Шрифт:
— Мне бы накрыться, а эта блядь утащила все пледы и по-завешивала ими окна.
Все же он встает и отправляется на поиски маловероятного одеяла. Его шатает. Слова шатаются тоже. Комната потеряла очертания, он только угадывает какие-то тени и вслепую огибает знакомые предметы.
— Кому холоднее, спрашиваю я вас, мне или дому?
И снова ссыпается в постель. Сворачивается пустой скорлупкой и вкладывает всего себя в тяжелый вздох.
— Меня клонит в сон, доктор, но мне как-то странно.
— Почему?
— Не в человеческий сон меня клонит. В звериный. Боюсь засыпать.
Механик опасается забираться в глубины, где живут его внутренние чудовища. И потому просыпается всегда как от удара. Мутными со сна глазами смотрит он, как врач медленно убирает стетоскоп в портфель и понимает, что тот нарочно тянет время, чтобы как можно дольше не приступать к отчету о состоянии больного. Бедный доктор, он так заврался, что врать разучился.
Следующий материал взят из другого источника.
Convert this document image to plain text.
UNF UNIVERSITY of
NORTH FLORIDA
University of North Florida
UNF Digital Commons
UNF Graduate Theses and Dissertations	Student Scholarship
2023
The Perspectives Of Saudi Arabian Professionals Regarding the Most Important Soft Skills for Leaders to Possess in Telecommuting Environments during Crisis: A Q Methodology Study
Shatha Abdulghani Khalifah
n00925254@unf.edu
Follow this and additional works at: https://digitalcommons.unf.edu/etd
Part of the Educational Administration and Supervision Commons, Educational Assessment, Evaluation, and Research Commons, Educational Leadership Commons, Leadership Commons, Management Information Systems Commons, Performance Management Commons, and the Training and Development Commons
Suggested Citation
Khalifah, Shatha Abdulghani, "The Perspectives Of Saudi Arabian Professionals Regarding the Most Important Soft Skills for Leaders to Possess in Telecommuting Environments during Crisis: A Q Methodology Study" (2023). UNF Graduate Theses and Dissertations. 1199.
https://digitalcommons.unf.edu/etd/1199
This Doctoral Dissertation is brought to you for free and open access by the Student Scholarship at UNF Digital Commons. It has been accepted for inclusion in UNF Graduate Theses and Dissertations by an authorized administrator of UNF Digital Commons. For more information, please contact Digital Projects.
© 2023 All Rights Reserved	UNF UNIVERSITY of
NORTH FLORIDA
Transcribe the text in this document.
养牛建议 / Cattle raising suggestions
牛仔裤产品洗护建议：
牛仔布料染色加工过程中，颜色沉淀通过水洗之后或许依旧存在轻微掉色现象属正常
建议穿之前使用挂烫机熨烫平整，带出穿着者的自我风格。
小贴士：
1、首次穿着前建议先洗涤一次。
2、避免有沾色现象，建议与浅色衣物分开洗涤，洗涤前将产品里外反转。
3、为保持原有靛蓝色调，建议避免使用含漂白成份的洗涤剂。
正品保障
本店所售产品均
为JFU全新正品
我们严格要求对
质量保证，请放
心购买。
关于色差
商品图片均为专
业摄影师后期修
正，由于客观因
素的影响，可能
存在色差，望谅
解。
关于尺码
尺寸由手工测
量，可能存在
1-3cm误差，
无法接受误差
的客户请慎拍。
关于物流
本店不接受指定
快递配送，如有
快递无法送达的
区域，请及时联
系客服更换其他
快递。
— У меня к вам просьба. Только обещайте, что выполните.
— Посмотрим.
— Убейте меня, доктор.
— Извините, вы о чем?
— Я прошу вас убить меня, покончить со всем этим…
— Опомнитесь, друг мой.
— Заклинаю вас всем, что вам дорого. Бывают же такие ядовитые снадобья…
— Даже отвечать не стану.
— Ладно, если вы не можете, позвольте Мунде. Помогите Мунде исполнить наше общее с ней желание.
— Вы не понимаете, Бартоломеу…
— Пожалуйста…
Торопясь с отказом врач не сразу замечает, что старик плачет. Бартоломеу всхлипывает без слез и так неслышно, что и сам не сознает, что с ним творится.
— Вы не понимаете, Бартоломеу, что ваша супруга… Знаете, что она мне сказала?
— И слышать не хочу.
— Ваша жена попросила, чтобы, если вы умрете, я бы помог умереть и ей.
Внезапно старик поднимает глаза к потолку, пытаясь удержать слезы. Он думает, что не расслышал. Просит португальца повторить, растерянно мотает головой.
— Вранье!
— Клянусь, она меня об этом попросила.
Механик пытается соединить слова и смысл. Мундинья, вечно грубая и раздражительная, вдруг захотела разделить с ним…
— Вы это сказали, чтобы меня отговорить?
— Я просто сказал правду.
— Почему вы никогда не делаете того, о чем я прошу? Недавно я просил, чтобы вы помогли мне помыться, вы отказались. И вот я опять прошу, а вам хоть бы что.
— Я готов искупать вас с ног до головы, лишь бы вы отбросили эти дурацкие мысли о смерти. Я вас отмою, вы станете снова красавцем, пойдете на улицу, подцепите девицу…
— Когда я в прошлый раз вышел из дому, вы меня унизили.
— Я?
— Пошли меня искать, будто я вовсе беспомощный…
— Я только хотел помочь…
— И помешали, — твердо отчеканивает Бартоломеу.
— Больше не буду.
— Да вы не поняли. В тот раз я пошел не за любовными похождениями, не за малолетками.
— Тогда за чем?
— Хотел найти кого-нибудь, кто сослужил бы мне эту хренову службу.
— Какую?
— Прикончил бы меня.
Он резко подносит ладонь к горлу и, будто ножом, проводит ее ребром по адамову яблоку.
— Однако, — с иронией замечает врач, — исполнитель, похоже, попался забывчивый.
— Да нет, я никого не нанял. Вышел, все понял и вернулся обратно…
Он понял, что не может умереть как попало. Нельзя разбрасываться последним сокровищем, которое ему осталось — собственной смертью.
— Пусть меня убьет белый!
Португалец хотел было возмутиться, уличить больного в расизме, но промолчал. Нет времени спорить, надо еще зайти в лазарет, к жертвам эпидемии.
— Не делайте глупостей и не говорите чепухи.
— А знаете, зачем я хочу умереть? Чтобы узнать, чем моя жена всю жизнь занималась, изменяла ли мне. Мертвым все известно.
Голос старика звучит торжественно, но Сидониу Роза, выходя на улицу и направляясь в пансион, не перестает улыбаться. За стойкой темного дерева дремлющий портье машинально протягивает ему ключ. Не глядя, врач бросает:
— Не тот.
Портье задумывается, покачивая связкой ключей. Он оценивает сообразительность постояльца и одновременно пытается понять, не снится ли ему все это.
— Тогда это что за ключ? — спрашивает он сонным голосом.
Не дожидаясь, пока портье разберется что к чему, доктор выхватывает у него из рук всю связку и мчится вперед по коридору.